Hi all,
Firstly, I am a novice in bioinformatics and much of this is very new to me, so I apologize in advanced for potentially asking very obvious questions or leaving out helpful details.
I am attempting to perform WGCNA on a publicly available scRNA-seq dataset (GSE155578). I got as far as performing the blockwisemodules step, when I discovered my genes were segregating in to only two modules. Although PCA did not clearly indicate any batch effects, previous posts suggested that this data could have batch effects, in part influenced by a global expression driver used in the collection of the cells. In reading through the WGCNA literature, they suggest using ComBat-seq for batch correction (a failed run of ComBat-seq I tried identified two batches in the data). This is where my problem begins. ComBat-seq uses a user-defined batch vector to identify and correct effects. As I understand it, this should be a vector indicating which samples are derived from which batches, and I am unsure how to provide a batch vector for a dataset that I did not create (metadata also doesn't provide any batch information either?).
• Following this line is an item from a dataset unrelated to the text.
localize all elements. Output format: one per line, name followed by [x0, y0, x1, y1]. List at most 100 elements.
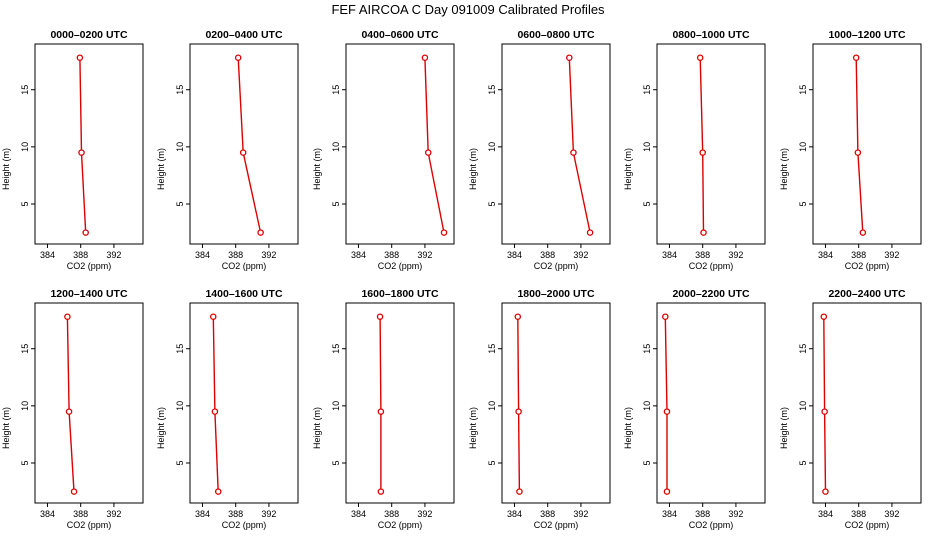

Some have suggested utilizing svaseq to determine the batch(es), and use that with ComBat-seq, but I have found limited resources on how to do this. I sincerely appreciate any help on how to overcome this issue.
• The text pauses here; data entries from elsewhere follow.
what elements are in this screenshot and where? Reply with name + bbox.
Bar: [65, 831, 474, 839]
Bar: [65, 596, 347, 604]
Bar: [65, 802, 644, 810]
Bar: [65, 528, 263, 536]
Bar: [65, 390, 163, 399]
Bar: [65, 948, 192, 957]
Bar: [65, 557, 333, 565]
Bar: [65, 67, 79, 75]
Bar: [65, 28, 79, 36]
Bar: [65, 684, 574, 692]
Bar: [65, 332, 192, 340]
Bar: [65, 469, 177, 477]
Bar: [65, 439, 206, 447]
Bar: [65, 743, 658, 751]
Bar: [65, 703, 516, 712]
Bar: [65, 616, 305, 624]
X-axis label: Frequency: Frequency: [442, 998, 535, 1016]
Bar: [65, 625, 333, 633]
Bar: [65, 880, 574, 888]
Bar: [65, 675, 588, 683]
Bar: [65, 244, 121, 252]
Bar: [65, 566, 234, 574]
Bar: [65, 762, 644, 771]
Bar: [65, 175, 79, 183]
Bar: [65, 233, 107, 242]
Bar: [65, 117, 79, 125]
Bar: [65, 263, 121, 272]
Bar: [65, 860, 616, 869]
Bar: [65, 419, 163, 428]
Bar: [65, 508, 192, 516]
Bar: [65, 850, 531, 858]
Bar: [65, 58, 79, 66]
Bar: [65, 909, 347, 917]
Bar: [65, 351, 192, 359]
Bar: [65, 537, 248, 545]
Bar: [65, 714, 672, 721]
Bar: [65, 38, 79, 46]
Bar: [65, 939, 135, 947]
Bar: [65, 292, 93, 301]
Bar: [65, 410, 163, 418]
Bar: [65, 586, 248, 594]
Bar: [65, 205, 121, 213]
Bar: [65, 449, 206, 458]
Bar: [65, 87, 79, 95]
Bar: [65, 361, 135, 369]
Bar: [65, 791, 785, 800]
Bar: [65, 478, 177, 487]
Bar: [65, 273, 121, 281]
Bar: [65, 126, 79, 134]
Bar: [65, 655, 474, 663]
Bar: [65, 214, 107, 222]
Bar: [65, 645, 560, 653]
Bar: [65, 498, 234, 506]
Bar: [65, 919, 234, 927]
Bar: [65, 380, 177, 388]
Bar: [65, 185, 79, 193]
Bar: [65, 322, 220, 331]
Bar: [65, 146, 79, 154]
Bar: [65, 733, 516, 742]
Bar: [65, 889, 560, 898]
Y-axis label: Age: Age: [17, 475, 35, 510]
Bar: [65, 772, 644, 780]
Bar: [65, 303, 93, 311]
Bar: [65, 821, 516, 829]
svaseq determines surrogate variables of variation, not batches in the sense of 'this is batch A, this is B, this is C...'. If you don't see evidence of clear batch effects then I am kot convinced you should blindly correct for it. Is WGCNA good for sparse single-cell, so is there literature references that benchmark this and recommend it? You could also try NMF to find genes that are somewhat correlated in expression space. RcppML has a fast implementation for that.
Thank you for your comment! I will give RcppML a try!
The two indications I had for batch effects came from the clustering of genes into only two modules, and the fact that a preliminary run of ComBat-seq (run failed due to the lack of appropriate batch vector on my part) on this dataset identified the presence of two batches.
I had not previously considered the sparsity of the single-cell data to be an issue. With your help, I found a Seurat function for single-cell WGCNA that takes in to account the sparsity of sc data for WGCNA. In my experience with Seurat in the past, users must input 10x formatted data (separate files for genes, barcodes, and matrices) to create Seurat formatted objects. As this data is not formatted in such a way, what would you suggest? Is there an efficient way to use non-10x formatted data with Seurat? Or is there a way to reformat the data to fit these constraints?